Musik
21.03. | Album der Woche
Chris Eckman • The Land We Knew The Best
Glitterhouse · 24. Januar
Foto: Nika Hölcl
Natur statt Politik
Chris Eckman verschlug es vor 20 Jahren aus den USA nach Slowenien. Doch erst jetzt befasst er sich auf seinem neuen Album mit der Frage, was ihm Heimat eigentlich bedeutet.
Chris Eckman, der Zufall will, dass unser Interview auf den Tag der Veröffentlichung Ihres neuen Albums fällt. Wie geht es Ihnen heute?

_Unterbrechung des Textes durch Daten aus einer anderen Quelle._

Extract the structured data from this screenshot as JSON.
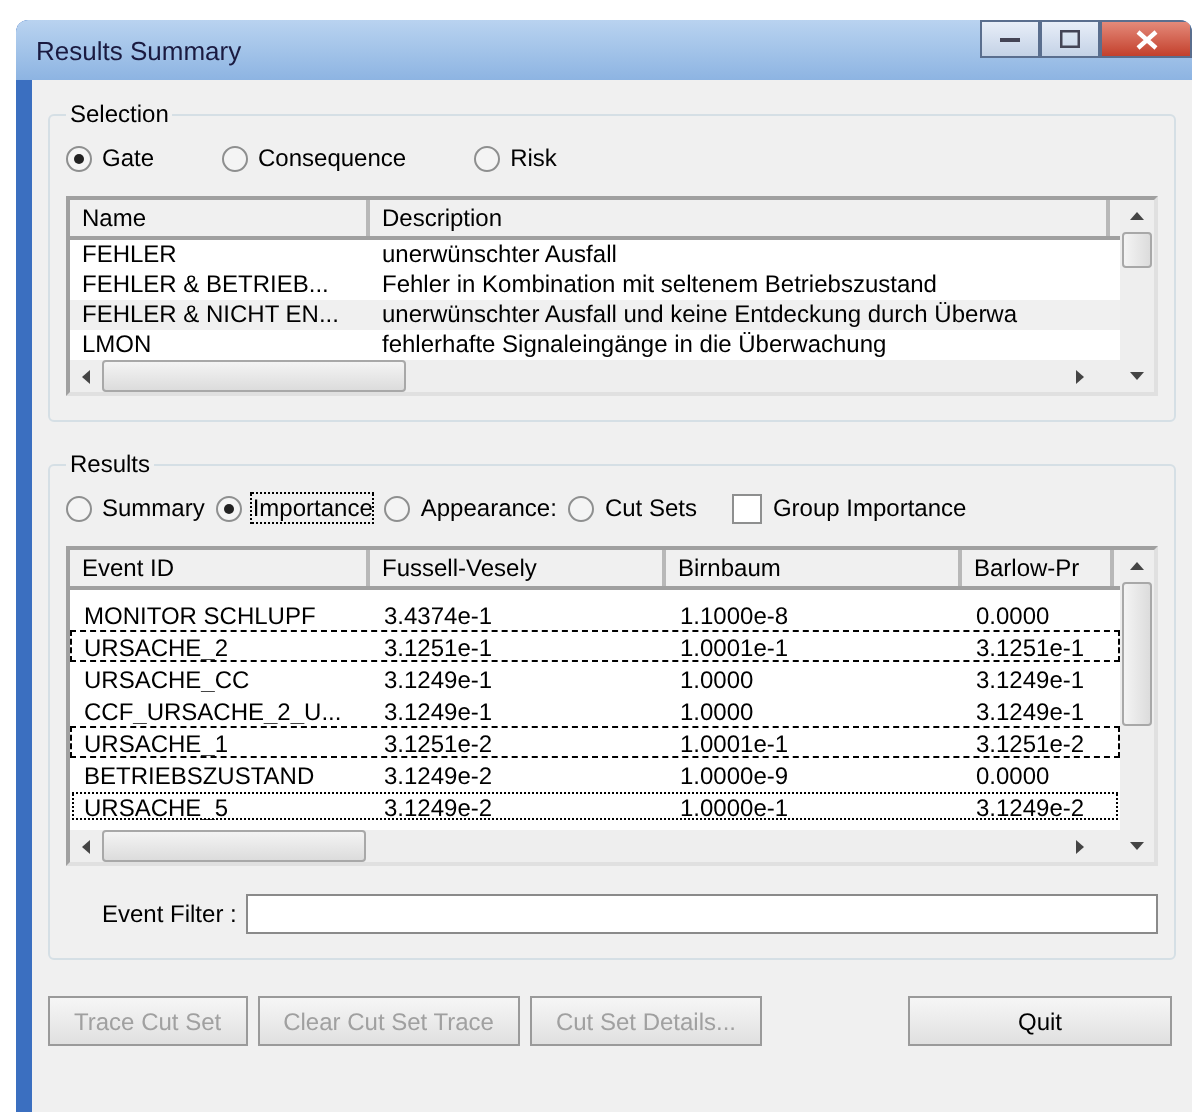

Ich bin inzwischen 64 Jahre alt und fühle mich privilegiert, dass es überhaupt noch ein Interesse an mir gibt und sich ein Publikum für meine Alben findet. Eigentlich mache ich Musik nämlich vor allem für mich selbst. Ich muss mich damit wohlfühlen, es muss für mich bedeutsam sein. Dadurch entsteht eine Intimität, die mir etwas unangenehm wird, sobald eine Veröffentlichung ansteht. Das hat sich über die Jahre nie verändert.

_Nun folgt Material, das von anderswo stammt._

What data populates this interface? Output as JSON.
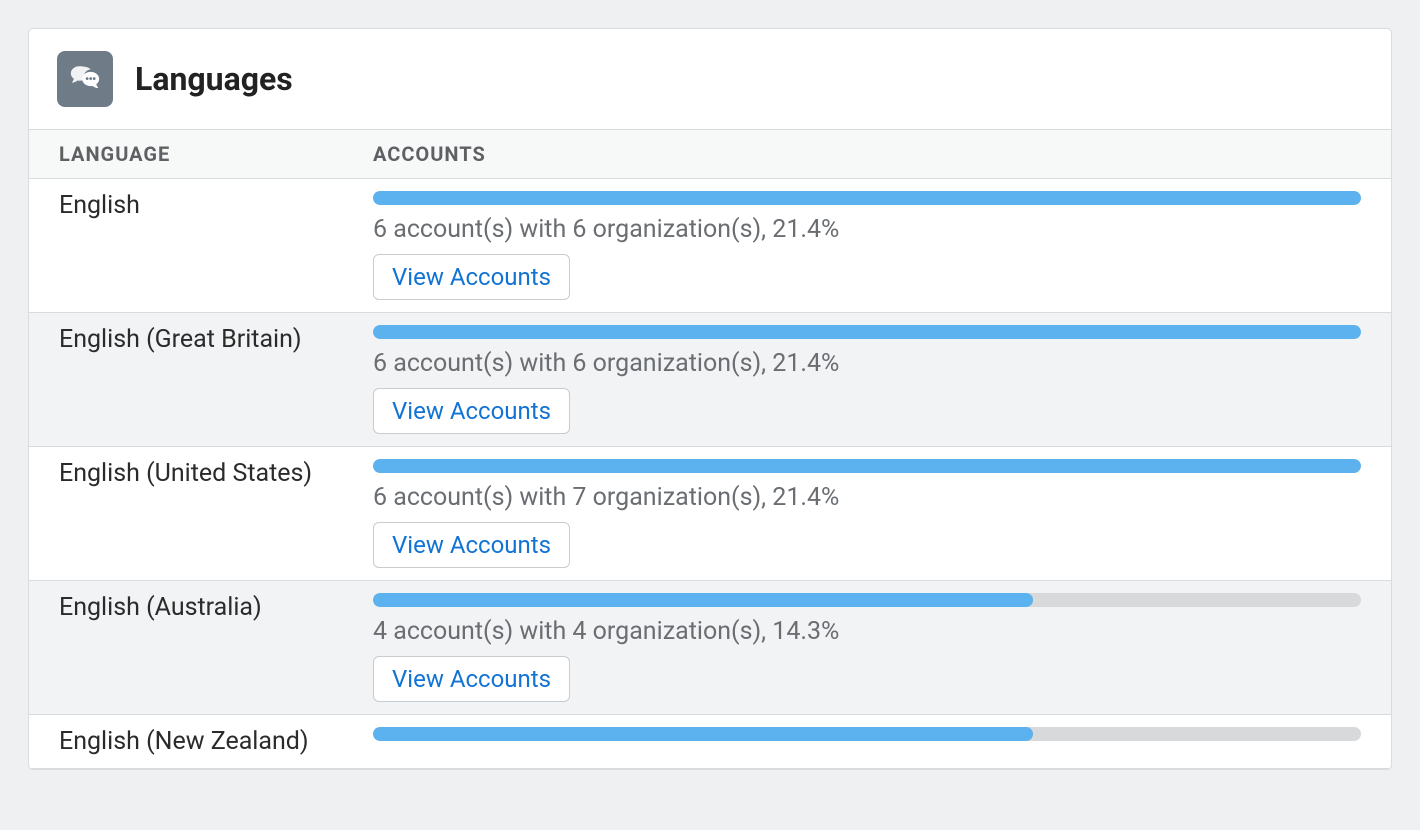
{
  "panel": {
    "title": "Languages",
    "columns": {
      "language": "LANGUAGE",
      "accounts": "ACCOUNTS"
    }
  },
  "view_button_label": "View Accounts",
  "max_percent": 21.4,
  "rows": [
    {
      "language": "English",
      "summary": "6 account(s) with 6 organization(s), 21.4%",
      "percent": 21.4
    },
    {
      "language": "English (Great Britain)",
      "summary": "6 account(s) with 6 organization(s), 21.4%",
      "percent": 21.4
    },
    {
      "language": "English (United States)",
      "summary": "6 account(s) with 7 organization(s), 21.4%",
      "percent": 21.4
    },
    {
      "language": "English (Australia)",
      "summary": "4 account(s) with 4 organization(s), 14.3%",
      "percent": 14.3
    },
    {
      "language": "English (New Zealand)",
      "summary": "",
      "percent": 14.3
    }
  ],
  "chart_data": {
    "type": "bar",
    "title": "Languages",
    "xlabel": "",
    "ylabel": "Accounts %",
    "ylim": [
      0,
      21.4
    ],
    "categories": [
      "English",
      "English (Great Britain)",
      "English (United States)",
      "English (Australia)",
      "English (New Zealand)"
    ],
    "values": [
      21.4,
      21.4,
      21.4,
      14.3,
      14.3
    ]
  }
}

Also haben Sie beim Schreiben nie ein Publikum im Kopf?
Ich würde nicht sagen, dass das nie der Fall war. Bei den Walkabouts in den 90ern stand das Publikum zwar auch nicht im Vordergrund, es war mir aber deutlich präsenter als heute. Als Labelbetreiber weiß ich durchaus, wie diese Dinge funktionieren und wie wichtig es ist, sein Publikum zu kennen – mehr noch als als Musiker.

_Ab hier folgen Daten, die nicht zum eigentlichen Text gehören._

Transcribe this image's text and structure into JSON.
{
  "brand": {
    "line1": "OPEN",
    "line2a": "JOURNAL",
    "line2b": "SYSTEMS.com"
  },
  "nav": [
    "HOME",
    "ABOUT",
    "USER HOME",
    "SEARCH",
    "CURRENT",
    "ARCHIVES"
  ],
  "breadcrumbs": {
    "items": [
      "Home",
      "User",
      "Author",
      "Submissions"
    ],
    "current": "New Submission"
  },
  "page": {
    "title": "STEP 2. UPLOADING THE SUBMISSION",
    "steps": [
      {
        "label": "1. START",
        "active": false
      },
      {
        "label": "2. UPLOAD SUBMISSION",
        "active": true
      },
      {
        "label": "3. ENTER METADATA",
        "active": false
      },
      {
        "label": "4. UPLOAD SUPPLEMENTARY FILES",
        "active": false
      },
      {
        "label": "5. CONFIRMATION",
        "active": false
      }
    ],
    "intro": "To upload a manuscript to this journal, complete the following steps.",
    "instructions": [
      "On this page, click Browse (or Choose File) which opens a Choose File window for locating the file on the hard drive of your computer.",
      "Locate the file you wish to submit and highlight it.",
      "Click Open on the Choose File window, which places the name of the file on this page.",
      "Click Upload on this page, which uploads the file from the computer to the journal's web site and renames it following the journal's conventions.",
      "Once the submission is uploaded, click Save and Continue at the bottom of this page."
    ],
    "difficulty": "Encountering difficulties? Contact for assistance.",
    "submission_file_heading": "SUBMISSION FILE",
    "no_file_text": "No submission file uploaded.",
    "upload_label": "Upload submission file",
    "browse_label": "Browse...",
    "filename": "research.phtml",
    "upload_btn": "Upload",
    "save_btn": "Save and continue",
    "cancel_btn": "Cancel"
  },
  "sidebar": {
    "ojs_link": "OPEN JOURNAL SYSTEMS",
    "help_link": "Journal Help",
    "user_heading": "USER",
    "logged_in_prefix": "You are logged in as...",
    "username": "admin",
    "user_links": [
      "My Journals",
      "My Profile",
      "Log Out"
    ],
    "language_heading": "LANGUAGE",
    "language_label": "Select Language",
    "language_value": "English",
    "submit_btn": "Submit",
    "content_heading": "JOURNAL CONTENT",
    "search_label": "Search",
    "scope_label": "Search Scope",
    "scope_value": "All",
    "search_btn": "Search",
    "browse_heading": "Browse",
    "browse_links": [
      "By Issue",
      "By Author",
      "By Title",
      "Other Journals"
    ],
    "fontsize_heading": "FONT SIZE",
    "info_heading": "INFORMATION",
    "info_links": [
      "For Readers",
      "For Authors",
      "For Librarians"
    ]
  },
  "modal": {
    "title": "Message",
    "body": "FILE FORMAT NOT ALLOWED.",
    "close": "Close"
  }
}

Ihr neues Album heißt „The Land We Knew The Best“. Sie sind vor 20 Jahren aus den USA nach Slowenien emigriert. Welches Land kennen Sie am besten?
Ich kam damals hierher, weil ich geheiratet habe. Die Ehe existiert nicht mehr, aber ich bin trotzdem geblieben. In den letzten Jahren habe ich mich dann häufiger gefragt, was Heimat eigentlich bedeutet und wo mein zu Hause ist. Trägt man Heimat mit sich herum? Ist sie ein philosophischer oder ein emotionaler Zustand? Oder ist es doch etwas Physikalisches, das von Beziehungen abhängt? In meinem Fall hat sich Slowenien etabliert. Und das, obwohl ich beim Schreiben der Songs immer wieder auch die amerikanische Pazifikküste vor Augen hatte, von der ich eigentlich komme.
Gleichzeitig hat die USA wohl nie eine geringere Rolle in Ihren Songs gespielt, ausgerechnet in deren politisch turbulentesten Phase.
Das ist völlig richtig. In dieser Hinsicht taugt das Album viel mehr dazu, die Turbulenzen auszublenden. Viele Ideen kamen mir in der Natur, in den wunderschönen Bergen Sloweniens, wo ich jedes Wochenende wandern gehe. Es sind intime Gedanken über Heimat und das Alter. Im Gegensatz zum vorherigen Album blieb da kein Platz für die harsche Wirklichkeit in den USA. Die Inspirationen, die ich aus der Natur gezogen habe, waren eigentlich immer schon da – sie kamen nur noch nie so explizit zum Ausdruck.
Chris Eckman
The Land We Knew The Best
Glitterhouse • 24. Januar
Der Walkabouts-Sänger und Label-Chef Chris Eckman scheint auf seinem sechsten Soloalbum ganz bei sich angekommen. Bei der Frage nach Heimat klingt vieles nach Zufriedenheit und Resignation zugleich. An beidem sei das Alter schuld, meint Eckman, der seinen poetischen Gedanken voluminöse, von Wärme getragene Arrangements aus Streichern und Pianotupfern zu Grunde legt, die „The Land We Knew The Best“ maßgeblich von seinem puristischen Vorgänger abheben. Ein ganz und gar versöhnliches Kleinod detailverliebter Folksongs.